What’s next? They giggle. They boogie-board in the ocean. They paint. They talk about love, loss, and wild dreams. And penises.
What happens after their initial naked meeting is a lot less exciting. For one, they put their clothes on (Editor’s note: Boooooo!!!), after which the series is tasked with proving that it’s more interesting—or at least as interesting—as the typical reality TV dating program.
To that regard, and judging by their sheer willingness to be a part of this ludicrous dating experiment, the bare-assed people on Dating Naked are pleasantly goofy, gregarious, and quite fun to spend an hour with. They never seem to lose sight of the fact that what they’re doing is a bit asinine, and therefore they don’t lose their ability to laugh at the whole experience, too.

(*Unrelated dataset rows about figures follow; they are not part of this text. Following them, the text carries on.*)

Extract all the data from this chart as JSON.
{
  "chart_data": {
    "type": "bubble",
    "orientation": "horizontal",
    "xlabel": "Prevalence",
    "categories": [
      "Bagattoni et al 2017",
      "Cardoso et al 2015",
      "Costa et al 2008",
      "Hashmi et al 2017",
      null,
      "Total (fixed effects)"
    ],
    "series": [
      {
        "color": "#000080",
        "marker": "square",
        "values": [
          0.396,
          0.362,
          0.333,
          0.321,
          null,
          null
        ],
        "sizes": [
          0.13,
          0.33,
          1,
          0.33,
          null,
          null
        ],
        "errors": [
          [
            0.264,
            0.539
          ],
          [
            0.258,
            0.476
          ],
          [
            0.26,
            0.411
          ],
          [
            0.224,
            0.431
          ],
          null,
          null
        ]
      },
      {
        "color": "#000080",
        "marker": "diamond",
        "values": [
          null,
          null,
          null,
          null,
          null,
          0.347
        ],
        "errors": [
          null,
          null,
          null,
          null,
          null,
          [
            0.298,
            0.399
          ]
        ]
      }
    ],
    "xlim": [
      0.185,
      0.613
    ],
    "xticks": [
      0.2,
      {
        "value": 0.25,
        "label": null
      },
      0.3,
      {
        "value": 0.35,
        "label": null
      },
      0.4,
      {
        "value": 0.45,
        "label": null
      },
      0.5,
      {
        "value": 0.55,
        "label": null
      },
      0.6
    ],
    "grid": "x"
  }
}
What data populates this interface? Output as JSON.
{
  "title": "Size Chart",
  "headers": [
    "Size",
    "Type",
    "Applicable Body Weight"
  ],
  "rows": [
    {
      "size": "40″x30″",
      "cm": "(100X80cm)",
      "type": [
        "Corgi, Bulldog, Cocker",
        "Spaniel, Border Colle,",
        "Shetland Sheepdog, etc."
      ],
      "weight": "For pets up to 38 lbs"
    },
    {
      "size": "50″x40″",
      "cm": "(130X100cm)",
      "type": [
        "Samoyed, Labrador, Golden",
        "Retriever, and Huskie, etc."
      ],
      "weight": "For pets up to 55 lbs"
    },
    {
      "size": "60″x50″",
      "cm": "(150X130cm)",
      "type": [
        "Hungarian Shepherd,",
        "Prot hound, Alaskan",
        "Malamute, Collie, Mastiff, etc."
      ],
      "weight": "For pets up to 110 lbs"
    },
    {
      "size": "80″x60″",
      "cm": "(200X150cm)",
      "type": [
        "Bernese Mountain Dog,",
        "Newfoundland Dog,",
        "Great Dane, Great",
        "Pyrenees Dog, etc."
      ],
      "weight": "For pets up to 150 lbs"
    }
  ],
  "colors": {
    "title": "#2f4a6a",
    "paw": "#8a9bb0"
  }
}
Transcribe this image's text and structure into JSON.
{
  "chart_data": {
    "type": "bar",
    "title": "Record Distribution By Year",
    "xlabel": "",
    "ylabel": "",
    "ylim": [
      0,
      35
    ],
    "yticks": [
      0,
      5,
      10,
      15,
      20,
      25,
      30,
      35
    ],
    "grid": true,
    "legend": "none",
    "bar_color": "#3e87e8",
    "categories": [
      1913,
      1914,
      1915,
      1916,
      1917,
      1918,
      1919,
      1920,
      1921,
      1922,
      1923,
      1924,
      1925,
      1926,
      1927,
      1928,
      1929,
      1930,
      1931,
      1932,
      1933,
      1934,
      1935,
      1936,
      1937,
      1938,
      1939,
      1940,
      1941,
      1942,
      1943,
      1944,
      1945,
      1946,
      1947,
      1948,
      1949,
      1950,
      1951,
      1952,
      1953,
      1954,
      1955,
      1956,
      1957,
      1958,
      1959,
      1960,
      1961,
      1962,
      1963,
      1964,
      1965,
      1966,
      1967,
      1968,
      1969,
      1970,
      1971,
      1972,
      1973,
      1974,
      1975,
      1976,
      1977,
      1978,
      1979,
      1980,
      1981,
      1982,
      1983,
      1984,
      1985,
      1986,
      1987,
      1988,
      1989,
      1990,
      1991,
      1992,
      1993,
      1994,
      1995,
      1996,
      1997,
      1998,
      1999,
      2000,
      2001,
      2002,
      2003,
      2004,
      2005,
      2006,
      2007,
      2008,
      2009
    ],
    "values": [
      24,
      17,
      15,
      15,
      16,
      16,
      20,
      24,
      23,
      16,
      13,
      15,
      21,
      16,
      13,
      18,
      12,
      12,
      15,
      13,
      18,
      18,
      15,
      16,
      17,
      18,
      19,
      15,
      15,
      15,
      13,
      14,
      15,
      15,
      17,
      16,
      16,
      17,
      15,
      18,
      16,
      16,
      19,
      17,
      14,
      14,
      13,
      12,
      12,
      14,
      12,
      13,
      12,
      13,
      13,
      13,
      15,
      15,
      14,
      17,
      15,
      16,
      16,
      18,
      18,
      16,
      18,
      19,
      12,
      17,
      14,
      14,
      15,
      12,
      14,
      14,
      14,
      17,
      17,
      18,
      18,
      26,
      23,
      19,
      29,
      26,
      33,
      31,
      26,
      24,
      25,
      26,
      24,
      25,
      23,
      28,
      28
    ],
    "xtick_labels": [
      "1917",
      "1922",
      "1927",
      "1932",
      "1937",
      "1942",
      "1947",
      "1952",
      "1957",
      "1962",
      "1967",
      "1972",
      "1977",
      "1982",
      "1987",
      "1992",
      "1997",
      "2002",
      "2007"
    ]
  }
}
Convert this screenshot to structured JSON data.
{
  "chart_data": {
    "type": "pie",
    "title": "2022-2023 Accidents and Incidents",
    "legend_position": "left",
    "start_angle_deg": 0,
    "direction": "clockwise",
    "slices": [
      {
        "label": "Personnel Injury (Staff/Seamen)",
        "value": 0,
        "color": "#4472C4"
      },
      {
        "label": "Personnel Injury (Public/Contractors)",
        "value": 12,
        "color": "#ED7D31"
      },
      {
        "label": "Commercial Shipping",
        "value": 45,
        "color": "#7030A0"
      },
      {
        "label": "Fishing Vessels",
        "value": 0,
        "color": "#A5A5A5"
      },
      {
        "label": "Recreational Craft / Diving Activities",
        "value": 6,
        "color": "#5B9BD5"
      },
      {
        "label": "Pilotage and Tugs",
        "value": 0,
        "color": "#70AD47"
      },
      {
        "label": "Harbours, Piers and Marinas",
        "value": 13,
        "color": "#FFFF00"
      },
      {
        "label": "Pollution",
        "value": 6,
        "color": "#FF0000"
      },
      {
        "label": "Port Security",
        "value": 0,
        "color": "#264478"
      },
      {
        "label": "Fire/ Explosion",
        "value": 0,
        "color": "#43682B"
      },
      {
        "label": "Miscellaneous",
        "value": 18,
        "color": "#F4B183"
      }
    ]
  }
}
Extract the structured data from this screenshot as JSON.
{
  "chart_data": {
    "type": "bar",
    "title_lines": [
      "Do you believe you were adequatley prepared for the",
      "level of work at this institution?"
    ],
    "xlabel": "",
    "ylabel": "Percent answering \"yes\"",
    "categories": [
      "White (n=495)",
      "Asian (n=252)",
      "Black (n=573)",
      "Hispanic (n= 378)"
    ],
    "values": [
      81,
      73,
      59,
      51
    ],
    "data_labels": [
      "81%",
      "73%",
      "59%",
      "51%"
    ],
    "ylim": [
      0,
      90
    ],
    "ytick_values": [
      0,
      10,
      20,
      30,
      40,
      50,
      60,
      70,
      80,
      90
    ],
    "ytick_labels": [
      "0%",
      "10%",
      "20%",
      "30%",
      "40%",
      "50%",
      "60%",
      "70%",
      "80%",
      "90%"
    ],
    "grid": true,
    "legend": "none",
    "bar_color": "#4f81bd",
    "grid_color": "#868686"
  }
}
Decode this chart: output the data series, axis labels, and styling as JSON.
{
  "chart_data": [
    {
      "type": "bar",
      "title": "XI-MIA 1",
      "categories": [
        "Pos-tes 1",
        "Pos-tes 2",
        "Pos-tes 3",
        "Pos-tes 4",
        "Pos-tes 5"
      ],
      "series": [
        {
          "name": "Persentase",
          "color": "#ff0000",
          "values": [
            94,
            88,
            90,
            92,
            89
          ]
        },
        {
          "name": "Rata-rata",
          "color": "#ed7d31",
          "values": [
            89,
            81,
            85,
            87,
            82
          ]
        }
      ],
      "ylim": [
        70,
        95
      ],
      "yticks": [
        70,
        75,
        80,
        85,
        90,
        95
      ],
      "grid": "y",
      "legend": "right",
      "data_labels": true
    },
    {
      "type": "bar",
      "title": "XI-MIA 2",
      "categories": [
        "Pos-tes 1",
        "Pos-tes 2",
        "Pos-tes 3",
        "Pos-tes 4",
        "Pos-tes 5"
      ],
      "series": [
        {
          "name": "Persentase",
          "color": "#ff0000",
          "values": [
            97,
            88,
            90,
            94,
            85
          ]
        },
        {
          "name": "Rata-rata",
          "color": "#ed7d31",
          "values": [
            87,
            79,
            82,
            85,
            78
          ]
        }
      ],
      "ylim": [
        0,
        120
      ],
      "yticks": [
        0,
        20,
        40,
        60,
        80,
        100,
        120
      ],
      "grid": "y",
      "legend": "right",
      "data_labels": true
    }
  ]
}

But we’re moving beyond the point here, and that point is butts. Whether you’re the type who will watch this show with your thumb at-the-ready to change the channel in case someone walks in the room and catches you, or you’re the kind of a person who unabashedly watches shows like True Blood in fast-forward so that you only have to see the sex scenes, you are watching Dating Naked because you want to see butts.
And you know what? That’s OK.
Over the years, reality TV has, quite implausibly, become far too serious. Remember when everyone was shrieking at each other like wild banshees with rabies on those early seasons of The Real World? When Richard walked around naked and Sue told Kelly she’d let her rot in the desert on Survivor? And Simon Cowell and Ryan Seacrest would openly flirt with each other on American Idol? These shows were silly!
Nowadays an episode of a talent competition can’t conclude without at least three contestants crying about dead fathers, dead babies, or a tragic bout with Lyme disease—sometimes all three. And The Bachelor has morphed into a strange meditation on our society’s collective Madonna-whore complex, to the point that scores of think pieces are written about it. Think pieces about The Bachelor!
Annoyingly, Dating Naked tiptoes into heavy-handedness as a few of its subjects start telling sob stories. But then, blessedly, the next scene has them whipping out their dongs and painting with them.
What does that have to say about dating in today’s society? Tune in to find out. Or just watch because you want to look at some butts. You know you do.